Наелись крысы и ко мне на столик к керосинке. Посмотрели-посмотрели и звонко пискнули, мол, здравствуй, друг!
- Salvete, amici (лат. Здравствуйте, друзья)! – кротко киваю им, обрадованный.
А на другой день вижу: лежат у лампы сухари – белые, зажаристые, сахаром пропитанные. Крысы кашу лопают, я – сухари. Так и повелось: я им кашу, а они мне сухари.
Еще крысы мне всякое-разное рассказывали. В основном, про кошек, которых тетя Гретель развела в несметном количестве, а все потому, что однажды мышь в гардеробной завелась и туфли ей погрызла.
Много чего о тех кошках крысы мне понарасказывали! И как полосастая Тарантелла их чуть не придушила. Хорошо еще что Хамсину не попались – тот вообще ловкий охотник! И даже неуклюжий Марципан на зубок их пытался попробовать, при своей-то плоской морде, да пухлые лапки подвели.
Отъелись крысы на каше. Бочка у них выпирают, шубка лоснится. Гладиться даваться стали. Шкурка у них гладенькая, ушки горячие, а хвостики упругие, точно хлыстик. И чего людей их лысые хвосты отвращают? Забавные хвостики, особенно если кончик в рот суют! Наглажу я крыс и уроки учить начинаю. Я читаю, а они мне взъерошенные волосы лапками перебирают - по кудрям-прядкам расправляют, щеки-шею усиками щекочут. Весело мне с крысами было, хорошо и ничуть теперь не одиноко.

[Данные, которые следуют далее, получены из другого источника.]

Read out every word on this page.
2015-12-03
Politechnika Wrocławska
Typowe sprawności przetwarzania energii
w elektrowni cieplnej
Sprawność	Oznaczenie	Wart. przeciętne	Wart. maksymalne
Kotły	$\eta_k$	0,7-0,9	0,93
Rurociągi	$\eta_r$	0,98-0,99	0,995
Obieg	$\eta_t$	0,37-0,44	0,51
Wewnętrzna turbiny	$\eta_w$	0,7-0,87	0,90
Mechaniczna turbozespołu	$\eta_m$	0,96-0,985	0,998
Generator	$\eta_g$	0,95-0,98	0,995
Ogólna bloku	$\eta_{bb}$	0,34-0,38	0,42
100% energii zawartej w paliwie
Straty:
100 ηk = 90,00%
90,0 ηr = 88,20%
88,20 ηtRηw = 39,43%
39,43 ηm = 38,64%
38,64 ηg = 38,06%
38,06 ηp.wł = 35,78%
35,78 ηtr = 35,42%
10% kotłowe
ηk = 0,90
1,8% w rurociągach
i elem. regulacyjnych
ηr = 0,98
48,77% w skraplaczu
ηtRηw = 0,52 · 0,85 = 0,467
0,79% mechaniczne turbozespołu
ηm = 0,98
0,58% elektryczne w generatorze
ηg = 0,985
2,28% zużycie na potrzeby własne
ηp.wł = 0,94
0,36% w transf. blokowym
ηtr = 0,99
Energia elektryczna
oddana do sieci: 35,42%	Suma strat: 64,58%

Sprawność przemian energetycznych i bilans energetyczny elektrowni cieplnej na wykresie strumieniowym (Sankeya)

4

Учу уроки и даже не боюсь, что керосин в лампе закончится – в темноте видеть научился, да и к промозглому холоду давно привык. А крысы по ночам в классную комнату захаживать стали. Они не как кошки. Это кошки в благодарность самое ценное нерукотворное свое оставляют, а крысы как люди к нерукотворному добру своему относятся. Чистоплотные зверушки. В отхожее местечко свои дела делают, а вот в пренебрежение вполне себе могут и напакостить, или чтобы предупредить. Например, что вот этот кусок сыра уже несъедобен. Заботливые они и дружные.
Сделали мне крысы подстилку, чтобы на голом полу не сидел: сена-соломы понатаскали, но, в основном, из трухи того, что в классной комнате имелось. А я им гнездо связал. Даже любимую шаль тети Гретель не пожалел! Долго тетя Гретель удивлялась, что за престранная моль завелась. Весь дом тогда нафталином пропах! Больше частью, из-за присутствия тети Гретель.
А в порче шали меня так и не улучили. В углу за то не стоял! Но про уголочек и книгу совсем другая история.